II

Allez donc ! ennemis de son nom ! foule vaine !

Autour de son génie épuisez votre haleine !

Recommencez toujours ! ni trêve, ni remord.

Allez, recommencez, veillez, et sans relâche

Roulez votre rocher, refaites votre tâche,

Envieux ! — Lui poëte, il chante, il rêve, il dort.

Votre voix, qui s’aiguise et vibre comme un glaive,

N’est qu’une voix de plus dans le bruit qu’il soulève.

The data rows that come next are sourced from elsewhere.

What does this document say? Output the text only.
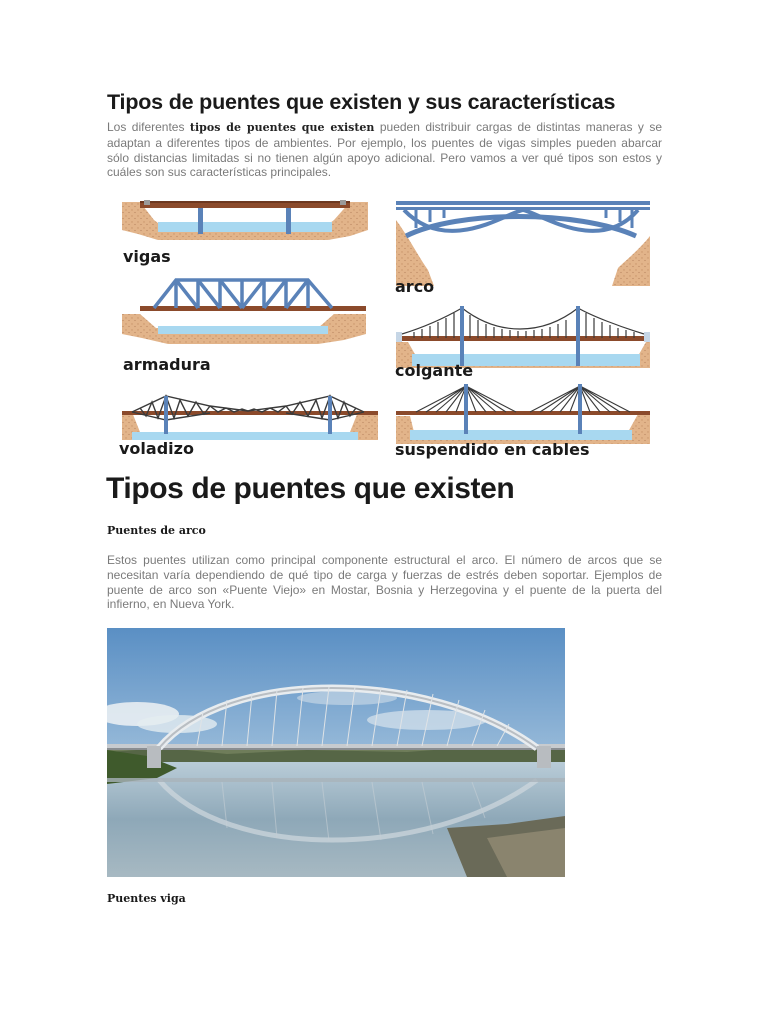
Tipos de puentes que existen y sus características

Los diferentes tipos de puentes que existen pueden distribuir cargas de distintas maneras y se adaptan a diferentes tipos de ambientes. Por ejemplo, los puentes de vigas simples pueden abarcar sólo distancias limitadas si no tienen algún apoyo adicional. Pero vamos a ver qué tipos son estos y cuáles son sus características principales.

vigas
armadura
voladizo
arco
colgante
suspendido en cables
Tipos de puentes que existen

Puentes de arco

Estos puentes utilizan como principal componente estructural el arco. El número de arcos que se necesitan varía dependiendo de qué tipo de carga y fuerzas de estrés deben soportar. Ejemplos de puente de arco son «Puente Viejo» en Mostar, Bosnia y Herzegovina y el puente de la puerta del infierno, en Nueva York.

Puentes viga
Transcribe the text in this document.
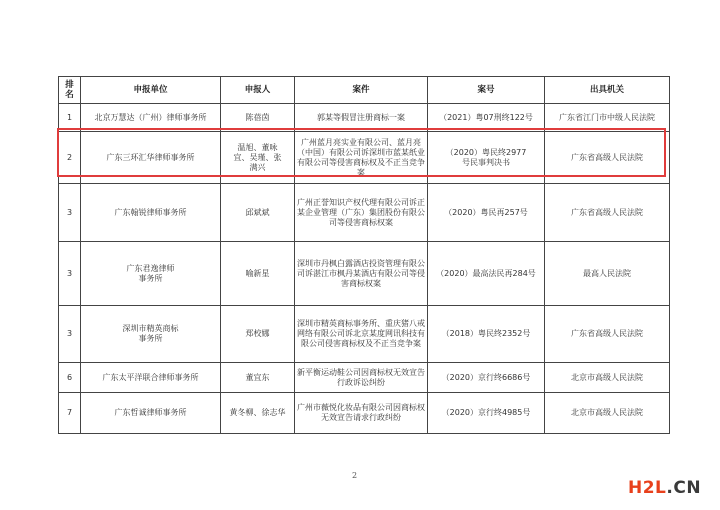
排
名	申报单位	申报人	案件	案号	出具机关
1	北京万慧达（广州）律师事务所	陈蓓茵	郭某等假冒注册商标一案	（2021）粤07刑终122号	广东省江门市中级人民法院
2	广东三环汇华律师事务所	温旭、董咏宜、吴瑾、张满兴	广州蓝月亮实业有限公司、蓝月亮（中国）有限公司诉深圳市蓝某纸业有限公司等侵害商标权及不正当竞争案	（2020）粤民终2977号民事判决书	广东省高级人民法院
3	广东翰锐律师事务所	邱斌斌	广州正誉知识产权代理有限公司诉正某企业管理（广东）集团股份有限公司等侵害商标权案	（2020）粤民再257号	广东省高级人民法院
3	广东君逸律师事务所	喻新星	深圳市丹枫白露酒店投资管理有限公司诉湛江市枫丹某酒店有限公司等侵害商标权案	（2020）最高法民再284号	最高人民法院
3	深圳市精英商标事务所	郑校娜	深圳市精英商标事务所、重庆猪八戒网络有限公司诉北京某度网讯科技有限公司侵害商标权及不正当竞争案	（2018）粤民终2352号	广东省高级人民法院
6	广东太平洋联合律师事务所	董宜东	新平衡运动鞋公司因商标权无效宣告行政诉讼纠纷	（2020）京行终6686号	北京市高级人民法院
7	广东哲诚律师事务所	黄冬柳、徐志华	广州市薇悦化妆品有限公司因商标权无效宣告请求行政纠纷	（2020）京行终4985号	北京市高级人民法院
2
H2L.CN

La gloire est un concert de mille échos épars,

Chœurs de démons, accords divins, chants angéliques,

Pareil au bruit que font dans les places publiques

Une multitude de chars.

Il ne vous connaît pas. — Il dit par intervalles

Qu’il faut aux jours d’été l’aigre cri des cigales,

L’épine à mainte fleur ; que c’est le sort commun ;

Que ce serait pitié d’écraser la cigale ;

Que le trop bien est mal ! que la rose au Bengale

Pour être sans épine est aussi sans parfum.

Et puis, qu’importe ! amis, ennemis, tout s’écoule.

C’est au même tombeau que va toute la foule.

Rien ne touche un esprit que Dieu même a saisi.

Trônes, sceptres, lauriers, temples, chars de victoire,

On ferait à des rois des couronnes de gloire

De tout ce qu’il dédaigne ici !

Que lui font donc ces cris où votre voix s’enroue ?

Que sert au flot amer d’écumer sur la proue ?

Il ignore vos noms, il n’en a point souci,

Et quand, pour ébranler l’édifice qu’il fonde,

La sueur de vos fronts ruisselle et vous inonde,

Il ne sait même pas qui vous fatigue ainsi.